Cloudflare的Markdown for Agents功能如何为AI爬虫节省80%令牌？

引言：网络流量格局的转变

The way content and businesses are discovered online is changing rapidly. In the past, traffic originated from traditional search engines, and SEO determined who got found first. Now the traffic is increasingly coming from AI crawlers and agents that demand structured data within the often-unstructured Web that was built for humans.

在线内容和业务的发现方式正在迅速改变。

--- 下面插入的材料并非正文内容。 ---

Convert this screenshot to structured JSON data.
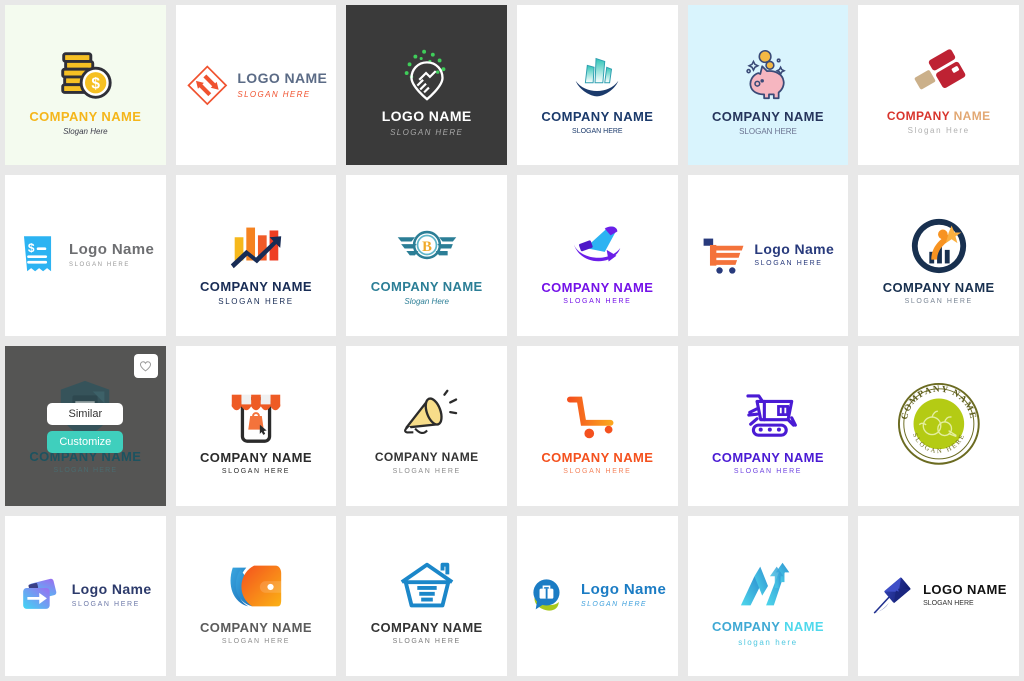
{
  "page": {
    "background": "#e8e8e8",
    "columns": 6,
    "rows": 4,
    "total_cards": 24
  },
  "hover_overlay": {
    "card_index": 12,
    "overlay_color": "#555554",
    "similar_label": "Similar",
    "customize_label": "Customize",
    "customize_color": "#3fcfbd",
    "favorite_icon": "heart-icon"
  },
  "cards": [
    {
      "id": "card-01",
      "icon": "coin-stack-dollar-icon",
      "title": "COMPANY NAME",
      "slogan": "Slogan Here",
      "bg": "#f4fbef",
      "title_color": "#f5b61b",
      "slogan_color": "#3c3c4a",
      "title_size": "13px",
      "slogan_size": "8px",
      "slogan_style": "italic-serif",
      "layout": "stacked"
    },
    {
      "id": "card-02",
      "icon": "diamond-arrows-icon",
      "title": "LOGO NAME",
      "slogan": "SLOGAN HERE",
      "bg": "#ffffff",
      "title_color": "#5b6b86",
      "slogan_color": "#f0522f",
      "title_size": "14px",
      "slogan_size": "8px",
      "slogan_style": "italic",
      "layout": "inline"
    },
    {
      "id": "card-03",
      "icon": "handshake-pin-icon",
      "title": "LOGO NAME",
      "slogan": "SLOGAN HERE",
      "bg": "#3a3a3a",
      "title_color": "#ffffff",
      "slogan_color": "#a8a8a8",
      "title_size": "14px",
      "slogan_size": "8px",
      "slogan_style": "italic",
      "layout": "stacked"
    },
    {
      "id": "card-04",
      "icon": "buildings-wave-icon",
      "title": "COMPANY NAME",
      "slogan": "SLOGAN HERE",
      "bg": "#ffffff",
      "title_color": "#1b3a6b",
      "slogan_color": "#1b3a6b",
      "title_size": "13px",
      "slogan_size": "7px",
      "slogan_style": "serif",
      "layout": "stacked"
    },
    {
      "id": "card-05",
      "icon": "piggy-bank-icon",
      "title": "COMPANY NAME",
      "slogan": "SLOGAN HERE",
      "bg": "#d9f4fd",
      "title_color": "#26355c",
      "slogan_color": "#6a7290",
      "title_size": "13px",
      "slogan_size": "8px",
      "slogan_style": "serif",
      "layout": "stacked"
    },
    {
      "id": "card-06",
      "icon": "credit-cards-icon",
      "title": "COMPANY NAME",
      "slogan": "Slogan Here",
      "bg": "#ffffff",
      "title_color": "#d8342c",
      "title_color_2": "#e2a873",
      "slogan_color": "#b0b0b0",
      "title_size": "12px",
      "slogan_size": "8px",
      "slogan_style": "normal",
      "layout": "stacked"
    },
    {
      "id": "card-07",
      "icon": "invoice-dollar-icon",
      "title": "Logo Name",
      "slogan": "SLOGAN HERE",
      "bg": "#ffffff",
      "title_color": "#6d6e71",
      "slogan_color": "#9a9a9a",
      "title_size": "15px",
      "slogan_size": "6px",
      "slogan_style": "normal",
      "layout": "inline"
    },
    {
      "id": "card-08",
      "icon": "bar-chart-arrow-icon",
      "title": "COMPANY NAME",
      "slogan": "SLOGAN HERE",
      "bg": "#ffffff",
      "title_color": "#182c55",
      "slogan_color": "#182c55",
      "title_size": "13px",
      "slogan_size": "8px",
      "slogan_style": "normal",
      "layout": "stacked"
    },
    {
      "id": "card-09",
      "icon": "bitcoin-wings-icon",
      "title": "COMPANY NAME",
      "slogan": "Slogan Here",
      "bg": "#ffffff",
      "title_color": "#2b7e96",
      "slogan_color": "#2b7e96",
      "title_size": "13px",
      "slogan_size": "8px",
      "slogan_style": "italic-serif",
      "layout": "stacked"
    },
    {
      "id": "card-10",
      "icon": "rocket-swoosh-icon",
      "title": "COMPANY NAME",
      "slogan": "SLOGAN HERE",
      "bg": "#ffffff",
      "title_color": "#7412e8",
      "slogan_color": "#7412e8",
      "title_size": "13px",
      "slogan_size": "7px",
      "slogan_style": "normal",
      "layout": "stacked"
    },
    {
      "id": "card-11",
      "icon": "shopping-cart-e-icon",
      "title": "Logo Name",
      "slogan": "SLOGAN HERE",
      "bg": "#ffffff",
      "title_color": "#283a7c",
      "slogan_color": "#283a7c",
      "title_size": "14px",
      "slogan_size": "7px",
      "slogan_style": "normal",
      "layout": "inline"
    },
    {
      "id": "card-12",
      "icon": "person-star-chart-icon",
      "title": "COMPANY NAME",
      "slogan": "SLOGAN HERE",
      "bg": "#ffffff",
      "title_color": "#18304f",
      "slogan_color": "#7b8796",
      "title_size": "13px",
      "slogan_size": "7px",
      "slogan_style": "normal",
      "layout": "stacked"
    },
    {
      "id": "card-13",
      "icon": "shield-building-icon",
      "title": "COMPANY NAME",
      "slogan": "SLOGAN HERE",
      "bg": "#ffffff",
      "title_color": "#1d5360",
      "slogan_color": "#4a6b6f",
      "title_size": "13px",
      "slogan_size": "7px",
      "slogan_style": "normal",
      "layout": "stacked",
      "state": "hovered"
    },
    {
      "id": "card-14",
      "icon": "mobile-shop-icon",
      "title": "COMPANY NAME",
      "slogan": "SLOGAN HERE",
      "bg": "#ffffff",
      "title_color": "#2b2b2b",
      "slogan_color": "#2b2b2b",
      "title_size": "13px",
      "slogan_size": "7px",
      "slogan_style": "normal",
      "layout": "stacked"
    },
    {
      "id": "card-15",
      "icon": "megaphone-icon",
      "title": "COMPANY NAME",
      "slogan": "SLOGAN HERE",
      "bg": "#ffffff",
      "title_color": "#333333",
      "slogan_color": "#8c8c8c",
      "title_size": "12px",
      "slogan_size": "7px",
      "slogan_style": "normal",
      "layout": "stacked"
    },
    {
      "id": "card-16",
      "icon": "cart-speed-lines-icon",
      "title": "COMPANY NAME",
      "slogan": "SLOGAN HERE",
      "bg": "#ffffff",
      "title_color": "#f4511e",
      "slogan_color": "#f4855e",
      "title_size": "13px",
      "slogan_size": "7px",
      "slogan_style": "normal",
      "layout": "stacked"
    },
    {
      "id": "card-17",
      "icon": "robot-cart-icon",
      "title": "COMPANY NAME",
      "slogan": "SLOGAN HERE",
      "bg": "#ffffff",
      "title_color": "#4a1bd4",
      "slogan_color": "#6f45e0",
      "title_size": "13px",
      "slogan_size": "7px",
      "slogan_style": "normal",
      "layout": "stacked"
    },
    {
      "id": "card-18",
      "icon": "vegetable-badge-icon",
      "title": "COMPANY NAME",
      "slogan": "SLOGAN HERE",
      "bg": "#ffffff",
      "title_color": "#6b6b21",
      "slogan_color": "#6b6b21",
      "title_size": "0px",
      "slogan_size": "0px",
      "slogan_style": "normal",
      "layout": "badge"
    },
    {
      "id": "card-19",
      "icon": "send-card-arrow-icon",
      "title": "Logo Name",
      "slogan": "SLOGAN HERE",
      "bg": "#ffffff",
      "title_color": "#2c3a6b",
      "slogan_color": "#6d79a8",
      "title_size": "14px",
      "slogan_size": "7px",
      "slogan_style": "normal",
      "layout": "inline"
    },
    {
      "id": "card-20",
      "icon": "wallet-swoosh-icon",
      "title": "COMPANY NAME",
      "slogan": "SLOGAN HERE",
      "bg": "#ffffff",
      "title_color": "#5b5b5b",
      "slogan_color": "#8d8d8d",
      "title_size": "13px",
      "slogan_size": "7px",
      "slogan_style": "normal",
      "layout": "stacked"
    },
    {
      "id": "card-21",
      "icon": "house-cart-icon",
      "title": "COMPANY NAME",
      "slogan": "SLOGAN HERE",
      "bg": "#ffffff",
      "title_color": "#333333",
      "slogan_color": "#7b7b7b",
      "title_size": "13px",
      "slogan_size": "7px",
      "slogan_style": "normal",
      "layout": "stacked"
    },
    {
      "id": "card-22",
      "icon": "briefcase-chat-icon",
      "title": "Logo Name",
      "slogan": "SLOGAN HERE",
      "bg": "#ffffff",
      "title_color": "#1b7cc4",
      "slogan_color": "#3fa0dc",
      "title_size": "15px",
      "slogan_size": "7px",
      "slogan_style": "italic",
      "layout": "inline"
    },
    {
      "id": "card-23",
      "icon": "growth-arrows-n-icon",
      "title": "COMPANY NAME",
      "slogan": "slogan here",
      "bg": "#ffffff",
      "title_color": "#3fa9d4",
      "title_color_2": "#4fd8ec",
      "slogan_color": "#4fc8e0",
      "title_size": "13px",
      "slogan_size": "8px",
      "slogan_style": "normal",
      "layout": "stacked"
    },
    {
      "id": "card-24",
      "icon": "envelope-dart-icon",
      "title": "LOGO NAME",
      "slogan": "SLOGAN HERE",
      "bg": "#ffffff",
      "title_color": "#111111",
      "slogan_color": "#333333",
      "title_size": "13px",
      "slogan_size": "7px",
      "slogan_style": "serif",
      "layout": "inline"
    }
  ]
}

过去，流量主要来自传统搜索引擎，SEO（搜索引擎优化）决定了谁被优先发现。如今，流量越来越多地来自 AI 爬虫和代理，它们需要从为人类构建的、通常是非结构化的网络中获取结构化数据。

As a business, to continue to stay ahead, now is the time to consider not just human visitors, or traditional wisdom for SEO-optimization, but start to treat agents as first-class citizens.

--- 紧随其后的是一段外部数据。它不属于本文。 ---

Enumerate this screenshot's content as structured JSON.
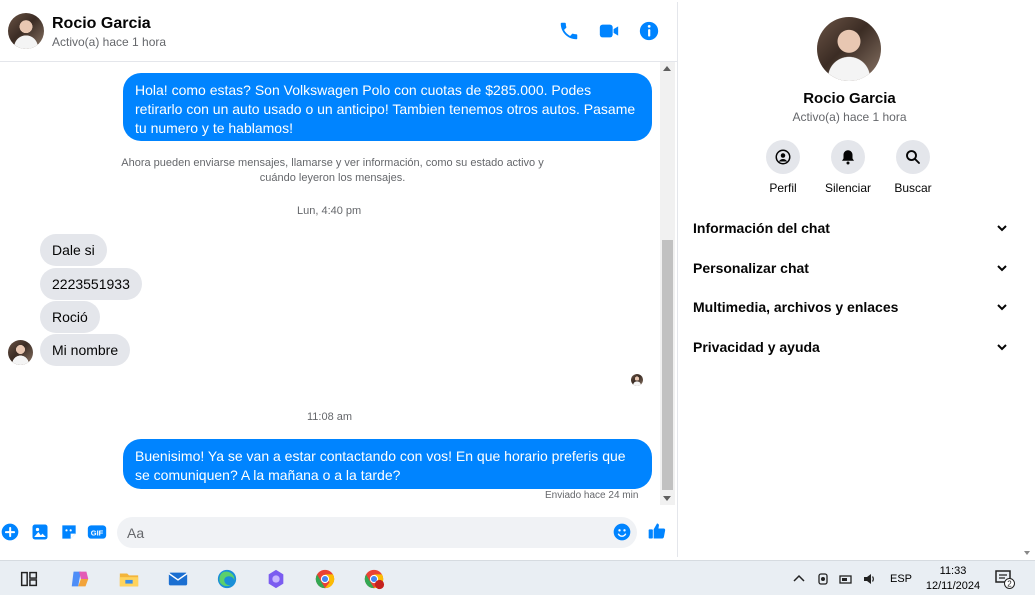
{
  "contact": {
    "name": "Rocio Garcia",
    "status": "Activo(a) hace 1 hora"
  },
  "header_icons": [
    "phone-icon",
    "video-camera-icon",
    "info-icon"
  ],
  "messages": {
    "outgoing_1": "Hola! como estas? Son Volkswagen Polo con cuotas de $285.000. Podes retirarlo con un auto usado o un anticipo! Tambien tenemos otros autos. Pasame tu numero y te hablamos!",
    "notice": "Ahora pueden enviarse mensajes, llamarse y ver información, como su estado activo y cuándo leyeron los mensajes.",
    "timestamp_1": "Lun, 4:40 pm",
    "incoming": [
      "Dale si",
      "2223551933",
      "Roció",
      "Mi nombre"
    ],
    "timestamp_2": "11:08 am",
    "outgoing_2": "Buenisimo! Ya se van a estar contactando con vos! En que horario preferis que se comuniquen? A la mañana o a la tarde?",
    "sent_status": "Enviado hace 24 min"
  },
  "composer": {
    "placeholder": "Aa",
    "icons": [
      "plus-icon",
      "image-icon",
      "sticker-icon",
      "gif-icon",
      "emoji-icon",
      "like-icon"
    ]
  },
  "panel": {
    "name": "Rocio Garcia",
    "status": "Activo(a) hace 1 hora",
    "actions": [
      "Perfil",
      "Silenciar",
      "Buscar"
    ],
    "sections": [
      "Información del chat",
      "Personalizar chat",
      "Multimedia, archivos y enlaces",
      "Privacidad y ayuda"
    ]
  },
  "taskbar": {
    "language": "ESP",
    "time": "11:33",
    "date": "12/11/2024",
    "notification_count": "2"
  },
  "colors": {
    "accent": "#0084ff",
    "incoming_bubble": "#e4e6eb",
    "secondary_text": "#65676b"
  }
}
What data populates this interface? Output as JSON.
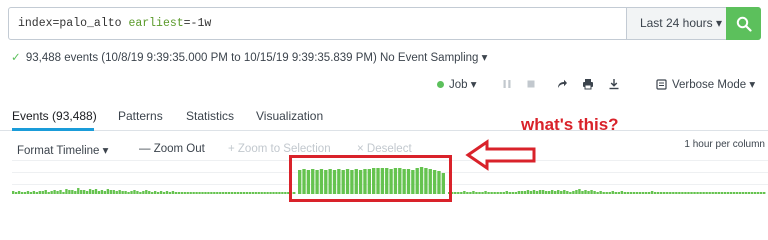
{
  "search": {
    "query_index": "index=palo_alto",
    "query_kw": "earliest",
    "query_val": "=-1w",
    "time_range": "Last 24 hours",
    "time_range_caret": "▾"
  },
  "status": {
    "check": "✓",
    "summary": "93,488 events (10/8/19 9:39:35.000 PM to 10/15/19 9:39:35.839 PM)",
    "sampling": "No Event Sampling ▾"
  },
  "toolbar": {
    "job": "Job ▾",
    "mode": "Verbose Mode ▾"
  },
  "tabs": [
    {
      "label": "Events (93,488)"
    },
    {
      "label": "Patterns"
    },
    {
      "label": "Statistics"
    },
    {
      "label": "Visualization"
    }
  ],
  "timeline": {
    "format": "Format Timeline ▾",
    "zoom_out": "— Zoom Out",
    "zoom_selection": "+ Zoom to Selection",
    "deselect": "× Deselect",
    "per_column": "1 hour per column",
    "bar_color": "#65c34f",
    "counts": [
      3,
      2,
      3,
      2,
      2,
      3,
      2,
      3,
      2,
      3,
      3,
      4,
      2,
      3,
      4,
      3,
      4,
      2,
      5,
      4,
      4,
      3,
      6,
      4,
      4,
      3,
      5,
      4,
      5,
      3,
      4,
      3,
      5,
      4,
      4,
      3,
      4,
      3,
      3,
      2,
      3,
      4,
      3,
      2,
      3,
      4,
      3,
      2,
      3,
      2,
      3,
      2,
      3,
      2,
      3,
      2,
      2,
      2,
      2,
      2,
      2,
      2,
      2,
      2,
      2,
      2,
      2,
      2,
      2,
      2,
      2,
      2,
      2,
      2,
      2,
      2,
      2,
      2,
      2,
      2,
      2,
      2,
      2,
      2,
      2,
      2,
      2,
      2,
      2,
      2,
      2,
      2,
      2,
      2,
      2,
      2,
      2,
      2,
      2,
      2,
      2,
      2,
      2,
      2,
      2,
      2,
      2,
      2,
      2,
      2,
      2,
      2,
      2,
      2,
      2,
      2,
      2,
      2,
      2,
      2,
      2,
      2,
      2,
      2,
      2,
      2,
      2,
      2,
      2,
      2,
      2,
      2,
      2,
      2,
      2,
      2,
      2,
      2,
      2,
      2,
      2,
      2,
      2,
      2,
      2,
      2,
      2,
      2,
      2,
      2,
      2,
      2,
      2,
      2,
      2,
      2,
      2,
      2,
      2,
      2,
      2,
      2,
      2,
      2,
      2,
      2,
      2,
      2,
      2,
      2,
      2,
      2,
      2,
      2,
      2,
      2,
      2,
      2,
      2,
      2,
      2,
      2,
      2,
      2,
      2,
      2,
      2,
      2,
      2,
      2,
      2,
      2,
      2,
      2,
      2,
      2,
      2,
      2,
      2,
      2,
      2,
      2,
      2,
      2,
      2,
      2,
      2,
      2,
      2,
      2,
      2,
      2,
      2,
      2,
      2,
      2,
      2,
      2,
      2,
      2,
      2,
      2,
      2,
      2,
      2,
      2,
      2,
      2,
      2,
      2,
      2,
      2,
      2,
      2,
      2,
      2,
      2,
      2,
      2,
      2,
      2,
      2,
      2,
      2,
      2,
      2,
      2,
      2,
      2,
      2,
      2,
      2,
      2,
      2,
      2,
      2,
      2,
      2,
      2,
      2,
      2,
      2,
      2,
      2,
      2,
      2,
      2,
      2,
      2,
      2,
      2,
      2,
      2,
      2,
      2,
      2,
      2,
      2,
      2,
      2,
      2,
      2,
      2,
      2,
      2,
      2,
      2,
      2,
      2,
      2,
      2,
      2,
      2,
      2,
      2,
      2,
      2,
      2,
      2,
      2,
      2,
      2,
      2
    ],
    "spike": [
      24,
      25,
      24,
      25,
      24,
      25,
      24,
      25,
      24,
      25,
      24,
      25,
      24,
      25,
      24,
      25,
      25,
      26,
      26,
      26,
      26,
      25,
      26,
      26,
      25,
      25,
      24,
      26,
      27,
      26,
      25,
      24,
      23,
      21
    ],
    "tail": [
      2,
      2,
      2,
      2,
      2,
      3,
      2,
      2,
      3,
      2,
      2,
      2,
      3,
      2,
      2,
      2,
      2,
      2,
      2,
      3,
      2,
      2,
      2,
      3,
      3,
      3,
      4,
      3,
      4,
      3,
      4,
      4,
      3,
      3,
      4,
      3,
      4,
      3,
      4,
      3,
      2,
      3,
      4,
      5,
      3,
      4,
      3,
      4,
      3,
      2,
      3,
      2,
      2,
      2,
      3,
      2,
      2,
      3,
      2,
      2,
      2,
      2,
      2,
      2,
      2,
      2,
      2,
      3,
      2,
      2,
      2,
      2,
      2,
      2,
      2,
      2,
      2,
      2,
      2,
      2,
      2,
      2,
      2,
      2,
      2,
      2,
      2,
      2,
      2,
      2,
      2,
      2,
      2,
      2,
      2,
      2,
      2,
      2,
      2,
      2,
      2,
      2,
      2,
      2,
      2
    ]
  },
  "annotation": {
    "text": "what's this?",
    "color": "#d9222a"
  },
  "colors": {
    "accent": "#1a9cd9",
    "go_button": "#5cc05c"
  }
}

对于企业而言，为了保持领先地位，现在不仅要考虑人类访客或传统的 SEO 优化策略，更要开始将 AI 代理视为“一等公民”。

为什么 Markdown 至关重要

Feeding raw HTML to an AI is like paying by the word to read packaging instead of the letter inside. A simple ## About Us on a page in markdown costs roughly 3 tokens; its HTML equivalent – <h2 class="section-title" id="about">About Us</h2> – burns 12-15, and that's before you account for the <div> wrappers, nav bars, and script tags that pad every real web page and have zero semantic value.

将原始 HTML 喂给 AI，就像按字数付费去读包装纸，而不是里面的信。页面上的一个简单 Markdown 标题 ## About Us 大约消耗 3 个令牌（tokens）；而其等效的 HTML 代码 <h2 class="section-title" id="about">About Us</h2> 则会消耗 12-15 个令牌，这还没算上那些填充每个真实网页、毫无语义价值的 <div> 包装器、导航栏和脚本标签。

This blog post you’re reading takes 16,180 tokens in HTML and 3,150 tokens when converted to markdown. That’s a 80% reduction in token usage.

您正在阅读的这篇博客文章，其 HTML 版本需要 16,180 个令牌，而转换为 Markdown 后仅需 3,150 个令牌。令牌使用量减少了 80%。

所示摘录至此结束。